IMMUNE checkpoint inhibitors (ICIs) have revolutionised cancer treatment, offering hope to patients with advanced and previously untreatable malignancies. However, these therapies can trigger serious autoimmune side effects, known as immune-related adverse events (IrAEs). Among the most severe is ICI-induced type 1 diabetes mellitus (ICI-T1DM), a rare condition affecting 1%–2% of patients. It causes rapid destruction of insulin-producing pancreatic β-islet cells, often leading to diabetic ketoacidosis and permanent insulin dependence.
In a new study, researchers identified a specific immune cell type, CD4+ T follicular helper (Tfh) cells producing IL-21 and IFN-γ, as a key driver of ICI-T1DM. These cells appear to coordinate the autoimmune attack on the pancreas following ICI treatment. Significantly, the study demonstrates that treatment with ruxolitinib, a JAK1/2 inhibitor already approved for other conditions, can prevent the onset of ICI-T1DM in preclinical models.
JAK inhibitors (JAKi) work by blocking cytokine signalling, which is essential for the inflammatory response of T cells. The study showed that JAKi therapy reduced the presence of pathogenic Tfh cells in both mice and human samples, thereby halting pancreatic autoimmunity. This builds on evidence from earlier trials where JAKi therapies, such as baricitinib, preserved islet function in spontaneous type 1 diabetes and improved outcomes in other IrAEs like ICI-myocarditis.
While promising, the authors note that caution is warranted. Because JAK signalling plays a role in anti-tumour immune responses, broad immune suppression could potentially weaken the effectiveness of cancer therapy. However, by identifying Tfh cells and the IL-21/IFN-γ axis as key drivers of ICI-T1DM, this study offers the potential for more targeted interventions that prevent autoimmune toxicity without compromising cancer treatment.

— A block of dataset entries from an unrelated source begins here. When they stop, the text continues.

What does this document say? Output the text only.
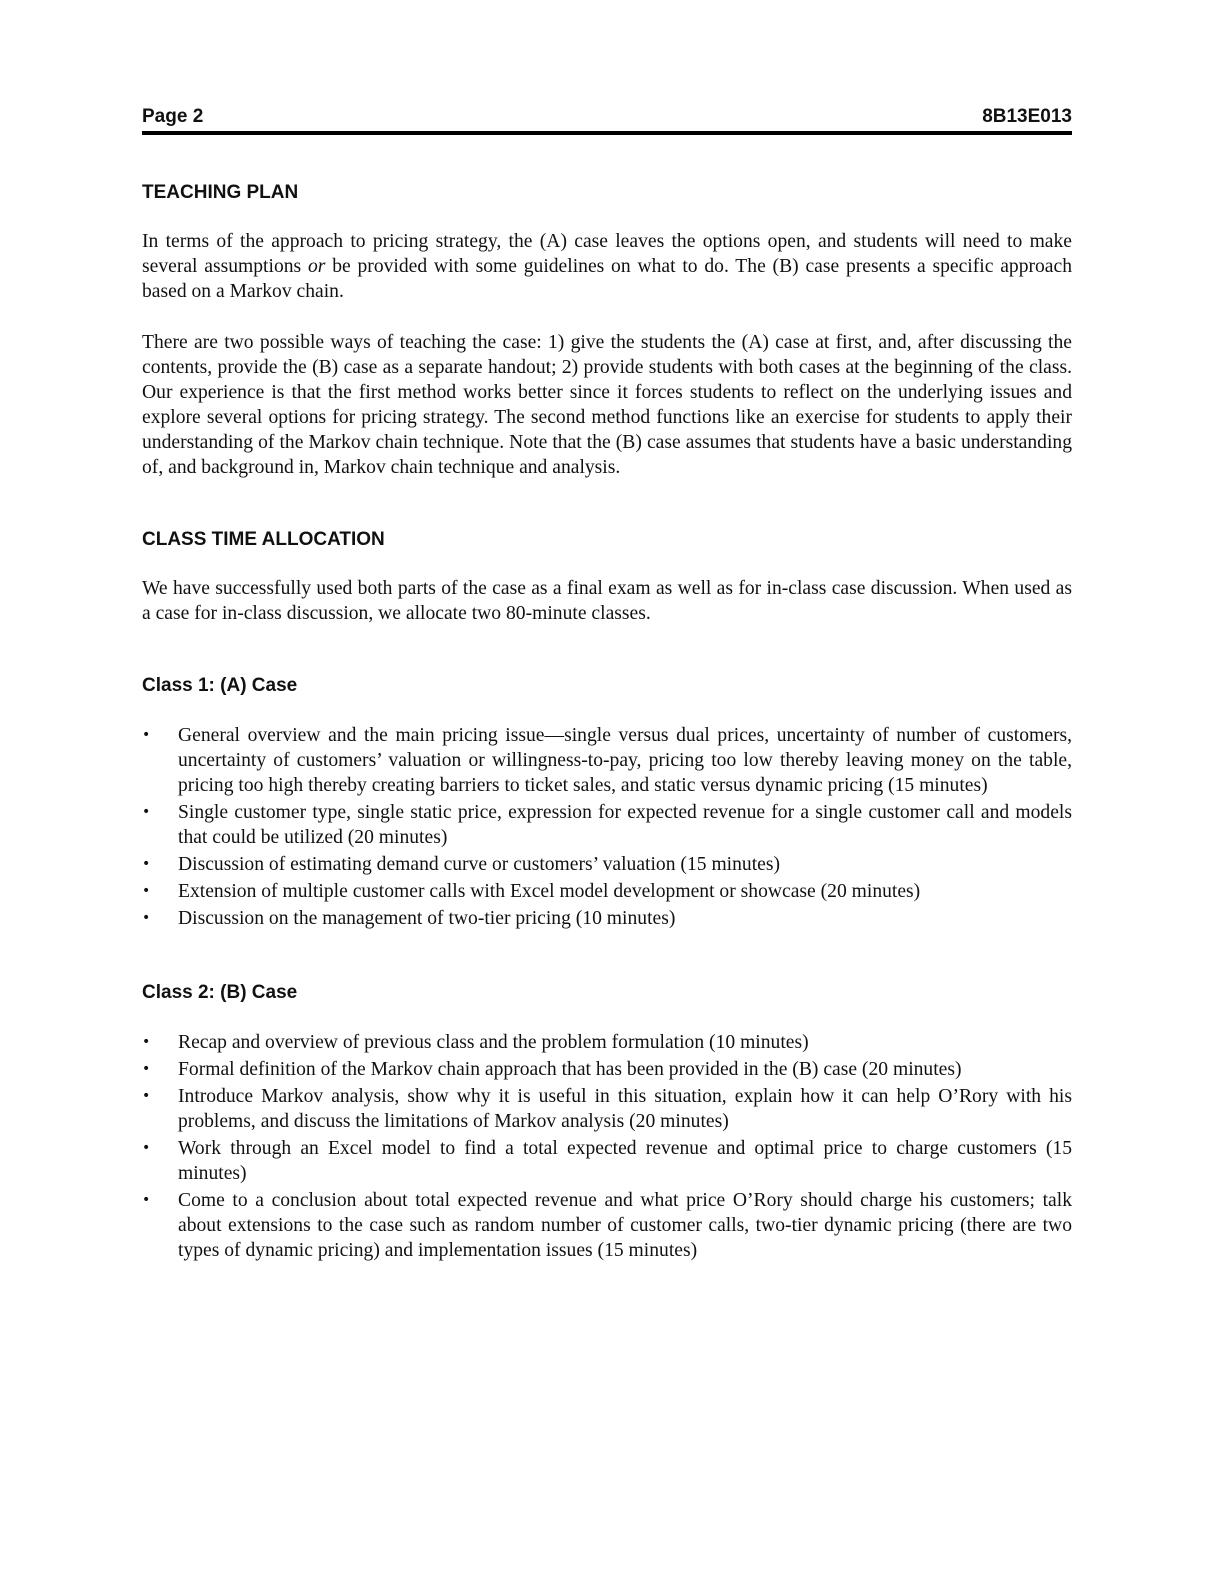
Page 2	8B13E013
TEACHING PLAN

In terms of the approach to pricing strategy, the (A) case leaves the options open, and students will need to make several assumptions or be provided with some guidelines on what to do. The (B) case presents a specific approach based on a Markov chain.

There are two possible ways of teaching the case: 1) give the students the (A) case at first, and, after discussing the contents, provide the (B) case as a separate handout; 2) provide students with both cases at the beginning of the class. Our experience is that the first method works better since it forces students to reflect on the underlying issues and explore several options for pricing strategy. The second method functions like an exercise for students to apply their understanding of the Markov chain technique. Note that the (B) case assumes that students have a basic understanding of, and background in, Markov chain technique and analysis.

CLASS TIME ALLOCATION

We have successfully used both parts of the case as a final exam as well as for in-class case discussion. When used as a case for in-class discussion, we allocate two 80-minute classes.

Class 1: (A) Case
• General overview and the main pricing issue—single versus dual prices, uncertainty of number of customers, uncertainty of customers’ valuation or willingness-to-pay, pricing too low thereby leaving money on the table, pricing too high thereby creating barriers to ticket sales, and static versus dynamic pricing (15 minutes)
• Single customer type, single static price, expression for expected revenue for a single customer call and models that could be utilized (20 minutes)
• Discussion of estimating demand curve or customers’ valuation (15 minutes)
• Extension of multiple customer calls with Excel model development or showcase (20 minutes)
• Discussion on the management of two-tier pricing (10 minutes)
Class 2: (B) Case
• Recap and overview of previous class and the problem formulation (10 minutes)
• Formal definition of the Markov chain approach that has been provided in the (B) case (20 minutes)
• Introduce Markov analysis, show why it is useful in this situation, explain how it can help O’Rory with his problems, and discuss the limitations of Markov analysis (20 minutes)
• Work through an Excel model to find a total expected revenue and optimal price to charge customers (15 minutes)
• Come to a conclusion about total expected revenue and what price O’Rory should charge his customers; talk about extensions to the case such as random number of customer calls, two-tier dynamic pricing (there are two types of dynamic pricing) and implementation issues (15 minutes)
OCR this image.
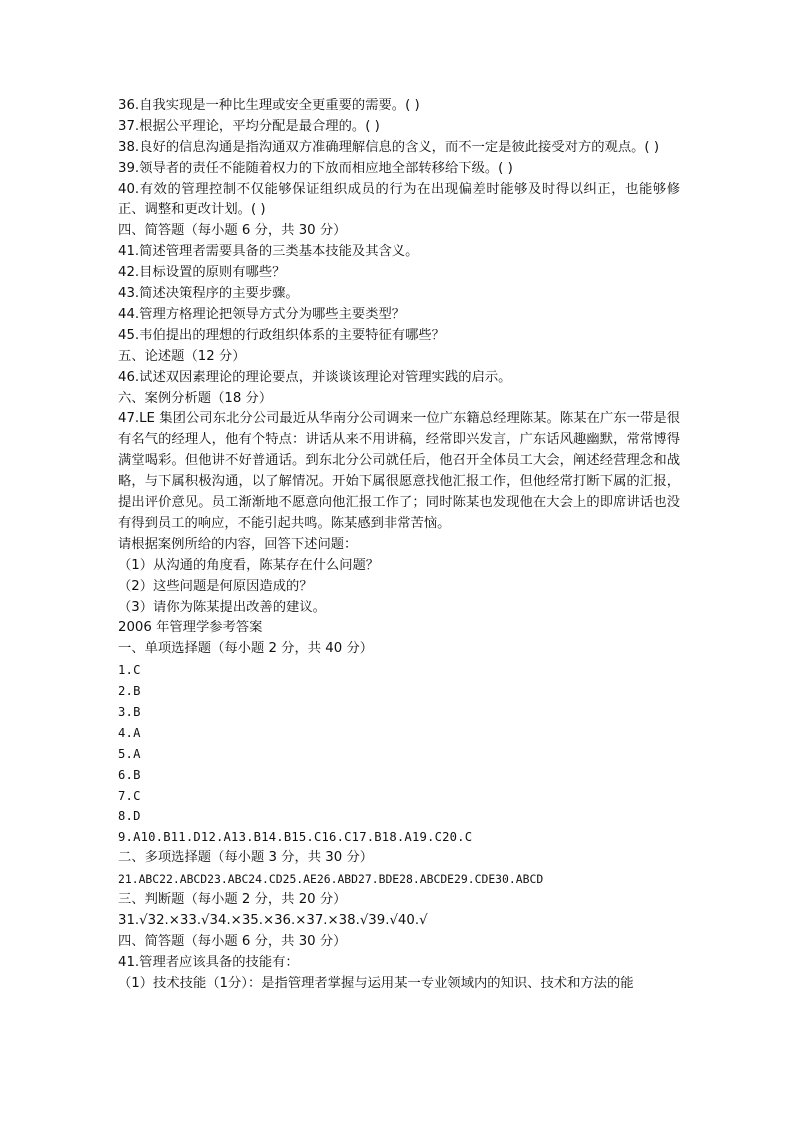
36.自我实现是一种比生理或安全更重要的需要。( )
37.根据公平理论，平均分配是最合理的。( )
38.良好的信息沟通是指沟通双方准确理解信息的含义，而不一定是彼此接受对方的观点。( )
39.领导者的责任不能随着权力的下放而相应地全部转移给下级。( )
40.有效的管理控制不仅能够保证组织成员的行为在出现偏差时能够及时得以纠正，也能够修正、调整和更改计划。( )
四、简答题（每小题 6 分，共 30 分）
41.简述管理者需要具备的三类基本技能及其含义。
42.目标设置的原则有哪些？
43.简述决策程序的主要步骤。
44.管理方格理论把领导方式分为哪些主要类型？
45.韦伯提出的理想的行政组织体系的主要特征有哪些？
五、论述题（12 分）
46.试述双因素理论的理论要点，并谈谈该理论对管理实践的启示。
六、案例分析题（18 分）
47.LE 集团公司东北分公司最近从华南分公司调来一位广东籍总经理陈某。陈某在广东一带是很有名气的经理人，他有个特点：讲话从来不用讲稿，经常即兴发言，广东话风趣幽默，常常博得满堂喝彩。但他讲不好普通话。到东北分公司就任后，他召开全体员工大会，阐述经营理念和战略，与下属积极沟通，以了解情况。开始下属很愿意找他汇报工作，但他经常打断下属的汇报，提出评价意见。员工渐渐地不愿意向他汇报工作了；同时陈某也发现他在大会上的即席讲话也没有得到员工的响应，不能引起共鸣。陈某感到非常苦恼。
请根据案例所给的内容，回答下述问题：
（1）从沟通的角度看，陈某存在什么问题？
（2）这些问题是何原因造成的？
（3）请你为陈某提出改善的建议。
2006 年管理学参考答案
一、单项选择题（每小题 2 分，共 40 分）
1.C
2.B
3.B
4.A
5.A
6.B
7.C
8.D
9.A10.B11.D12.A13.B14.B15.C16.C17.B18.A19.C20.C
二、多项选择题（每小题 3 分，共 30 分）
21.ABC22.ABCD23.ABC24.CD25.AE26.ABD27.BDE28.ABCDE29.CDE30.ABCD
三、判断题（每小题 2 分，共 20 分）
31.√32.×33.√34.×35.×36.×37.×38.√39.√40.√
四、简答题（每小题 6 分，共 30 分）
41.管理者应该具备的技能有：
（1）技术技能（1分）：是指管理者掌握与运用某一专业领域内的知识、技术和方法的能
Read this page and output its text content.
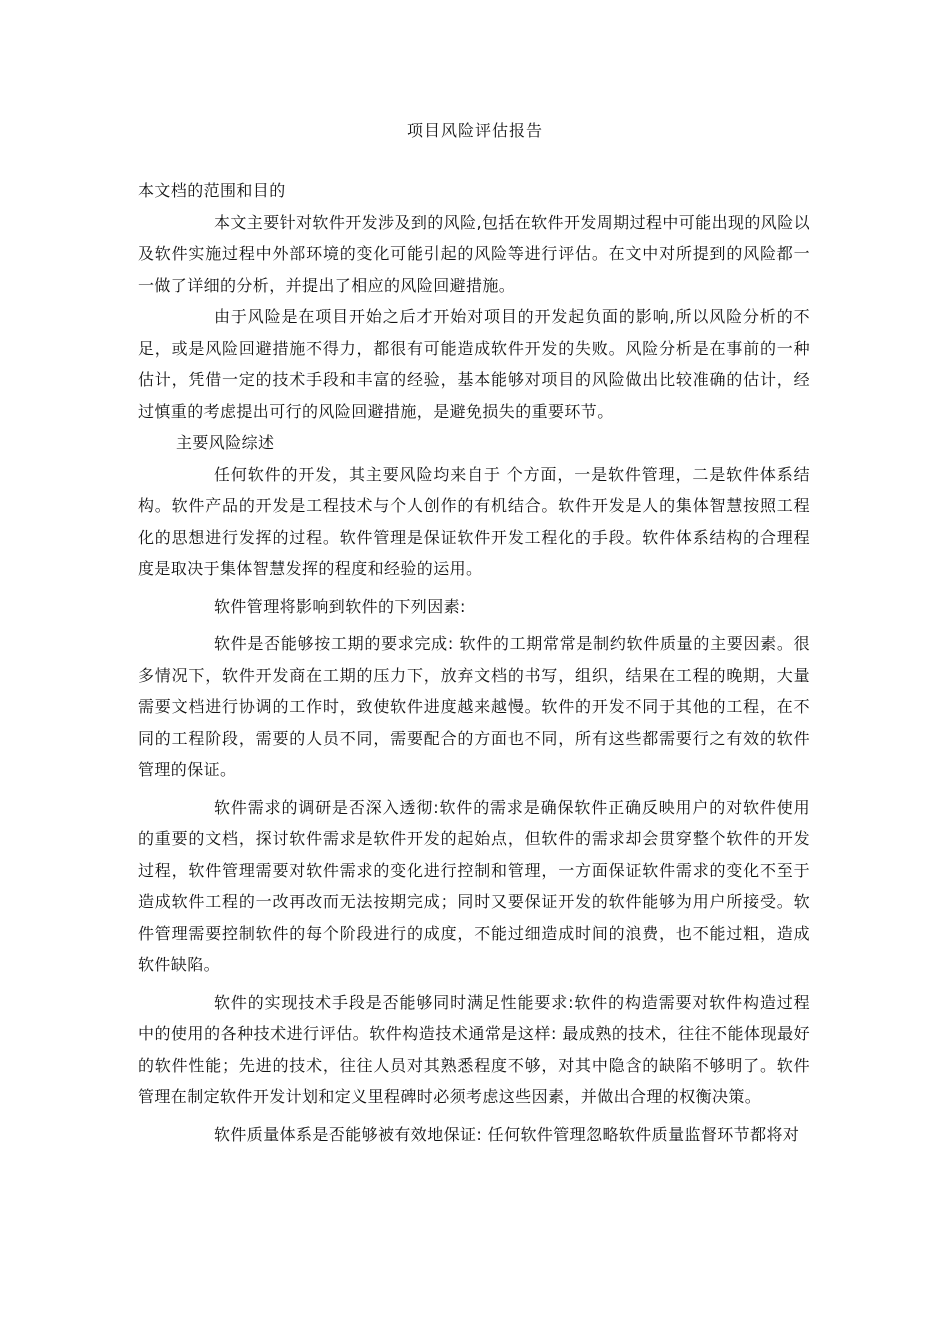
项目风险评估报告

本文档的范围和目的

本文主要针对软件开发涉及到的风险,包括在软件开发周期过程中可能出现的风险以及软件实施过程中外部环境的变化可能引起的风险等进行评估。在文中对所提到的风险都一一做了详细的分析，并提出了相应的风险回避措施。

由于风险是在项目开始之后才开始对项目的开发起负面的影响,所以风险分析的不足，或是风险回避措施不得力，都很有可能造成软件开发的失败。风险分析是在事前的一种估计，凭借一定的技术手段和丰富的经验，基本能够对项目的风险做出比较准确的估计，经过慎重的考虑提出可行的风险回避措施，是避免损失的重要环节。

主要风险综述

任何软件的开发，其主要风险均来自于 个方面，一是软件管理，二是软件体系结构。软件产品的开发是工程技术与个人创作的有机结合。软件开发是人的集体智慧按照工程化的思想进行发挥的过程。软件管理是保证软件开发工程化的手段。软件体系结构的合理程度是取决于集体智慧发挥的程度和经验的运用。

软件管理将影响到软件的下列因素:

软件是否能够按工期的要求完成: 软件的工期常常是制约软件质量的主要因素。很多情况下，软件开发商在工期的压力下，放弃文档的书写，组织，结果在工程的晚期，大量需要文档进行协调的工作时，致使软件进度越来越慢。软件的开发不同于其他的工程，在不同的工程阶段，需要的人员不同，需要配合的方面也不同，所有这些都需要行之有效的软件管理的保证。

软件需求的调研是否深入透彻:软件的需求是确保软件正确反映用户的对软件使用的重要的文档，探讨软件需求是软件开发的起始点，但软件的需求却会贯穿整个软件的开发过程，软件管理需要对软件需求的变化进行控制和管理，一方面保证软件需求的变化不至于造成软件工程的一改再改而无法按期完成；同时又要保证开发的软件能够为用户所接受。软件管理需要控制软件的每个阶段进行的成度，不能过细造成时间的浪费，也不能过粗，造成软件缺陷。

软件的实现技术手段是否能够同时满足性能要求:软件的构造需要对软件构造过程中的使用的各种技术进行评估。软件构造技术通常是这样: 最成熟的技术，往往不能体现最好的软件性能；先进的技术，往往人员对其熟悉程度不够，对其中隐含的缺陷不够明了。软件管理在制定软件开发计划和定义里程碑时必须考虑这些因素，并做出合理的权衡决策。

软件质量体系是否能够被有效地保证: 任何软件管理忽略软件质量监督环节都将对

As ICI use expands to earlier-stage cancers, the ability to prevent long-term complications like ICI-T1DM becomes increasingly important. This study marks a critical step towards safer immunotherapy by pinpointing both the cells and signalling pathways that could be selectively targeted to prevent this life-altering side effect.
Reference
Huang NL, Ortega JG, Kimbrell K, et al. Polyfunctional T follicular helper cells drive checkpoint-inhibitor diabetes and are targeted by JAK inhibitor therapy. JCI Insight. 2025;10(13):e188843. Published 2025 Jul 8. doi:10.1172/jci.insight.188843.